Sry for my spelling im just so mad in love these girls


----------



## Chivoville (Dec 28, 2014)

Goat-lover,  So sorry, sounds like a bad situation all around.  I'm no lawyer, but I don't think you will win this battle.  If you are in a position to buy the goats, I would try to do that.  Or just show up at the sale barn and maybe you can get a good price on them there.  I know it is very hard to give up animals you are attached to.  The good thing is at least you know he plans to sell them rather than keep them and give them a horrible life- hopefully they will get good homes once they get through the stress of the sale barn.


----------



## BrownSheep (Dec 28, 2014)

Sounds like an terrible situation. 
I think you most likely could make the argument in court. The issue with the 30 days on your property rule is the fact they were there under an agreement. 
The fact you did feed them and paid all these extra expenses helps your case. 

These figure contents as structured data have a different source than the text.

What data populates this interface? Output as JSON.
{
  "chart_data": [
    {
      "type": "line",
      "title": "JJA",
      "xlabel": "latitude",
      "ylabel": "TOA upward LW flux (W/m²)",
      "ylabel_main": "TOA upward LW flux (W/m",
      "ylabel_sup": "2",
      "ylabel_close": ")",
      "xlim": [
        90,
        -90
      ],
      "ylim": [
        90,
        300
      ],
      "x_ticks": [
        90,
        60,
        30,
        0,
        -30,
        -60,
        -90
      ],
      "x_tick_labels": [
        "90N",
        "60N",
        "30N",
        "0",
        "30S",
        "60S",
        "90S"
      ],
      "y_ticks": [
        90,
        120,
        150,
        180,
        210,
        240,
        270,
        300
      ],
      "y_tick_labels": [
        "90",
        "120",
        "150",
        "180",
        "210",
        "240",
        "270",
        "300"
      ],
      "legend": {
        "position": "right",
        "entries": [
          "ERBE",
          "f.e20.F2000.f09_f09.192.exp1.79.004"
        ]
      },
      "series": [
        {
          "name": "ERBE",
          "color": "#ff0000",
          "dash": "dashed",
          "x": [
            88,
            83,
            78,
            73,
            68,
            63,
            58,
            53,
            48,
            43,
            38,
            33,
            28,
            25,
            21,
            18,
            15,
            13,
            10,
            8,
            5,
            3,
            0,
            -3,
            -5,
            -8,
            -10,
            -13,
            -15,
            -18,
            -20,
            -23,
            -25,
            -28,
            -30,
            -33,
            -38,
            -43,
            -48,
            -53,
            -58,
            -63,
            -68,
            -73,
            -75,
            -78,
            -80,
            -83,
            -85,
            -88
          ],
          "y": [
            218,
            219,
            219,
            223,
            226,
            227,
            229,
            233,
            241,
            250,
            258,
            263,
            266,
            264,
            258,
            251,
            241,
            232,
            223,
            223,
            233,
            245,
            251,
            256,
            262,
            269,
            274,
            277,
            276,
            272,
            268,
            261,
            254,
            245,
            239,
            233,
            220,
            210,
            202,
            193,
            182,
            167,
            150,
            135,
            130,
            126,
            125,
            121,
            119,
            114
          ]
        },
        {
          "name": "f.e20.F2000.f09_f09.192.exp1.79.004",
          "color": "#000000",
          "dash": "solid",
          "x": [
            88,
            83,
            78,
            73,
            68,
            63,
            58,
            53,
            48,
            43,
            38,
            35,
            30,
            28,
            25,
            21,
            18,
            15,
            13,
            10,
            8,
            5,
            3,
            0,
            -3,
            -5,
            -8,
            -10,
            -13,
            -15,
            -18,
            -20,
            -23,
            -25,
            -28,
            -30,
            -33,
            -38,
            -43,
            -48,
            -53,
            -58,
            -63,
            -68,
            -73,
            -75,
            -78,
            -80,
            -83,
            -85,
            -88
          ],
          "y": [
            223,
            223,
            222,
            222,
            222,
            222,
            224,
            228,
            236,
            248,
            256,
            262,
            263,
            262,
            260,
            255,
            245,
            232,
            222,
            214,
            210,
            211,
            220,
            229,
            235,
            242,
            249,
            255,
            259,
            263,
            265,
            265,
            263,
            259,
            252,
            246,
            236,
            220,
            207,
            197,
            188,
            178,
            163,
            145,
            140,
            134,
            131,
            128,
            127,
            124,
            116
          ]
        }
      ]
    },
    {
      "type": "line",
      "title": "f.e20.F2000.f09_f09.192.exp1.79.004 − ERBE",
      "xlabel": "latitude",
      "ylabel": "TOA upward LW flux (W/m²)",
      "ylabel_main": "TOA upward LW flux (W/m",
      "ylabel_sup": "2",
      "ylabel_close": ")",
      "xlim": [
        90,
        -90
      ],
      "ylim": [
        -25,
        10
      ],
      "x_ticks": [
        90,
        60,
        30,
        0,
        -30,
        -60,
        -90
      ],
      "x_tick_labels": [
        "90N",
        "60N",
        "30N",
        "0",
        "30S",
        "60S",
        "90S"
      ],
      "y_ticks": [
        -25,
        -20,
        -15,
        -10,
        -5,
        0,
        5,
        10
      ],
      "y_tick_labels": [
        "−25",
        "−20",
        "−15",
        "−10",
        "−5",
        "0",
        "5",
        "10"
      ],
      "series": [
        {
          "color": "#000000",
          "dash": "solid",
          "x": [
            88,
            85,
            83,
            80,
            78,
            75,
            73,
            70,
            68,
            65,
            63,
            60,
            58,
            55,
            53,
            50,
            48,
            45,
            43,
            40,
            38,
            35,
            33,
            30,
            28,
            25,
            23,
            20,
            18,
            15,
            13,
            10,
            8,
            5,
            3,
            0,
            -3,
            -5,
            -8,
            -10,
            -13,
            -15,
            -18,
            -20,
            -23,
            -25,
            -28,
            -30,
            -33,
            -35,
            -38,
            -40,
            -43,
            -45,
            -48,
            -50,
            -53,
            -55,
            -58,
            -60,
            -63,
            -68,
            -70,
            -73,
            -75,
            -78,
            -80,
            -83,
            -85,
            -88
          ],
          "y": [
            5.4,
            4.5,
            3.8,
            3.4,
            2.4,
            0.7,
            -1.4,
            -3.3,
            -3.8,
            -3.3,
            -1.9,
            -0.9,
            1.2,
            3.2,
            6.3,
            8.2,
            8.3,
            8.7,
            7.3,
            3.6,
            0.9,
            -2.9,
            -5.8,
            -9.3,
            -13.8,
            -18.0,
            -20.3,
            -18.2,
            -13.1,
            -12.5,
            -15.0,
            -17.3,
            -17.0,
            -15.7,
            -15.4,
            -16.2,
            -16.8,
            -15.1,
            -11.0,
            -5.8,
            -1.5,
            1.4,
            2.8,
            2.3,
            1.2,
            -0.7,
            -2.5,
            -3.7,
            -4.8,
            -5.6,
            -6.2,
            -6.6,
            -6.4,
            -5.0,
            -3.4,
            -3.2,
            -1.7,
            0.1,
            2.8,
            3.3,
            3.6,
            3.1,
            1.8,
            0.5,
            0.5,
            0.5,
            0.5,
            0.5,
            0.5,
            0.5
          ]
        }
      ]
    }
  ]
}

Even if you did win them I could see someone like him getting "revenge".


----------



## ♡♥★☆Goat-lover☆★♥♡ (Dec 30, 2014)

That what my dad said the only one keeping it goin is his girlfriend in her mom


----------



## Baymule (Dec 30, 2014)

Sometimes you have to cut your losses and move on. It is hard, but fighting this creep over them is not worth the cost, time and trouble. Let them go and never let anyone use you like this again.


----------



## greybeard (Jan 2, 2015)

Know when to hold--know when to fold.
It's time to Fold.


----------



## Baymule (Jan 3, 2015)

greybeard said:


> Know when to hold--know when to fold.
> It's time to Fold.


Somebody oughta write a song about that!


----------



## elevan (Jan 14, 2015)

I'd be making out a bill for all the expenses that you put into their care.  Every hoof trim deserves a fee, everything deserves a fee.  When he arrives for the does serve him with the bill.  Tell him he can either pay you in cash, pay you with the goats or you will see him in court.  He made an arrangement with you and he failed to fulfill his end.


----------